In many ways, ML as it evolves and becomes ubiquitous will eventually become a dark window into the triviality of the average human's existence.
You can prompt GPT-3 for different levels of politeness. It's actually necessary, to make sure the generations are not going to be NSFW. In the same way I think it can switch from bullshit to serious mode, you just need to mention that the article appears in a prestigious publication or something.
The prompts don't matter if the training data isn't up to par - more importantly I believe the nature of the training is such that the weight activations for the various prompts are unlikely to be independent.
In other words if 20% of your training data is scientific literature, even with appropriate disambiguating prompts the output will still be heavily influenced by the other 80% of your training data.
When you use GPT-3 to generate outputs, you're actually sampling from a learned subset of a super complex, super high dimensional space - and without human knowledge all the neural networks are doing is translating priors (input prompt) into points in the learned space. And the learned space is some complex topology of points between which the net interpolates - it's extremely difficult with current tech to control the shape of this learned space and that shape is influenced by all training data under a scheme like GPT-*.
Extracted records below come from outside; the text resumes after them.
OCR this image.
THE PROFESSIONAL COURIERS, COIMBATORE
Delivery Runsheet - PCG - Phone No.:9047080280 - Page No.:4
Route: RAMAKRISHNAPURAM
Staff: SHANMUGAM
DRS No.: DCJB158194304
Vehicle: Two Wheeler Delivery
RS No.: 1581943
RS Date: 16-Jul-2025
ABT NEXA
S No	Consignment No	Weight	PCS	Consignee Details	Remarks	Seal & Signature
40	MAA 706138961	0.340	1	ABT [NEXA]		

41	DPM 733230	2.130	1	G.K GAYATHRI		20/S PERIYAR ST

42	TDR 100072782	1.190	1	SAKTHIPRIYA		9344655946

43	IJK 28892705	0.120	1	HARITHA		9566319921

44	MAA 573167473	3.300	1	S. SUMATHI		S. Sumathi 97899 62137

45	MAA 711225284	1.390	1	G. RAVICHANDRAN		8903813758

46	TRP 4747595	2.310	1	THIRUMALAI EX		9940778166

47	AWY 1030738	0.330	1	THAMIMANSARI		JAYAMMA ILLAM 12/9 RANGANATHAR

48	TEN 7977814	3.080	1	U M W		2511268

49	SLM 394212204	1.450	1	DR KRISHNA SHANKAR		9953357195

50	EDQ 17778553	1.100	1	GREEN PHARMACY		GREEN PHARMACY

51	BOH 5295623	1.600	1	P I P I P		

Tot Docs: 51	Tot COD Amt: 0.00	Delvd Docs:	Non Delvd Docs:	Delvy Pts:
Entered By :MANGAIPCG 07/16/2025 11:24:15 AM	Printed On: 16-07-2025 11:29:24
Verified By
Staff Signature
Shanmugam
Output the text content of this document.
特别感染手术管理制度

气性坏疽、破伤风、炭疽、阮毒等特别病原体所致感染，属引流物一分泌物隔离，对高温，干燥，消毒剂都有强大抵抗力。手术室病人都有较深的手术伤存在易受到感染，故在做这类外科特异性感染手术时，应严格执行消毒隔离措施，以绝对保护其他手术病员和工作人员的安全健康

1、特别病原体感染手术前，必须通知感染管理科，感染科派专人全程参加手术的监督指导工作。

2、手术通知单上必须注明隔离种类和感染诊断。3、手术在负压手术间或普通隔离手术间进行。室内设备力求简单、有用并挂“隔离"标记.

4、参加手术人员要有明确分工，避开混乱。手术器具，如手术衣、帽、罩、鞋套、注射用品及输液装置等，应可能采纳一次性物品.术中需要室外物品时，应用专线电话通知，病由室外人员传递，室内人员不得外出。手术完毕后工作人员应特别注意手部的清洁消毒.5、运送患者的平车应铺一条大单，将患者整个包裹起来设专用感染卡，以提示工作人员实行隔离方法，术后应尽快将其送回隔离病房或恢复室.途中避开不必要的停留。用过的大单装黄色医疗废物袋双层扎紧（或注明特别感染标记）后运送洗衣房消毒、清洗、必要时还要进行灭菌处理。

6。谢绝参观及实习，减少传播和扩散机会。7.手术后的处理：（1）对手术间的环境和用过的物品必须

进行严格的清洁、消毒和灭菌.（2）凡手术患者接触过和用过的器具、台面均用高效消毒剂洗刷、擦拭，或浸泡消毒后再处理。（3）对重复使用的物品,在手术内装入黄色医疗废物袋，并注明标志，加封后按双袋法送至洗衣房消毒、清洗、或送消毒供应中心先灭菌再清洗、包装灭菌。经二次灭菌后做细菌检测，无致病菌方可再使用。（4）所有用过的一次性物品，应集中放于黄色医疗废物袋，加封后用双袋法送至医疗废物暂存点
After playing with AiDungeon I think you are right about the data not being up to par. It fails more frequently than it appears in the news. Has some brilliant moments too.
For example, when prompted to talk about deep learning it generated a nonsense paragraph. This is not unexpected, but when it generates news or dialogue it can be coherent on much larger pieces of text. Clearly shows it didn't read too much on the topic.
I can hardly make it do any math. Even simple things like 11+22= don't work. I expect the next 10x scale up will fill most of these holes, especially if they improve the training corpus quality and breadth.
One obvious example would be to fully automate social engineering email scams. Imagine how much disruption it would cause if spearphishing became as common as robocalls have become post-automation.
If it became that common it would quickly cease to be that effective. Spearfishing works because it's rare, so it doesn't automatically set off your bullshit detector. Most people don't fall for "cheap vi@gra" emails anymore.
Social engineering in general is effective because it's rare enough that people don't feel the need to develop policies and strategies for preventing it.
Sure, but there's no reason to expect the required strategies to be non-disruptive. It's now impossible for anyone not on my contact list to call me, because I won't pick up or listen to their messages - it'd be a tragedy if email became similarly locked down.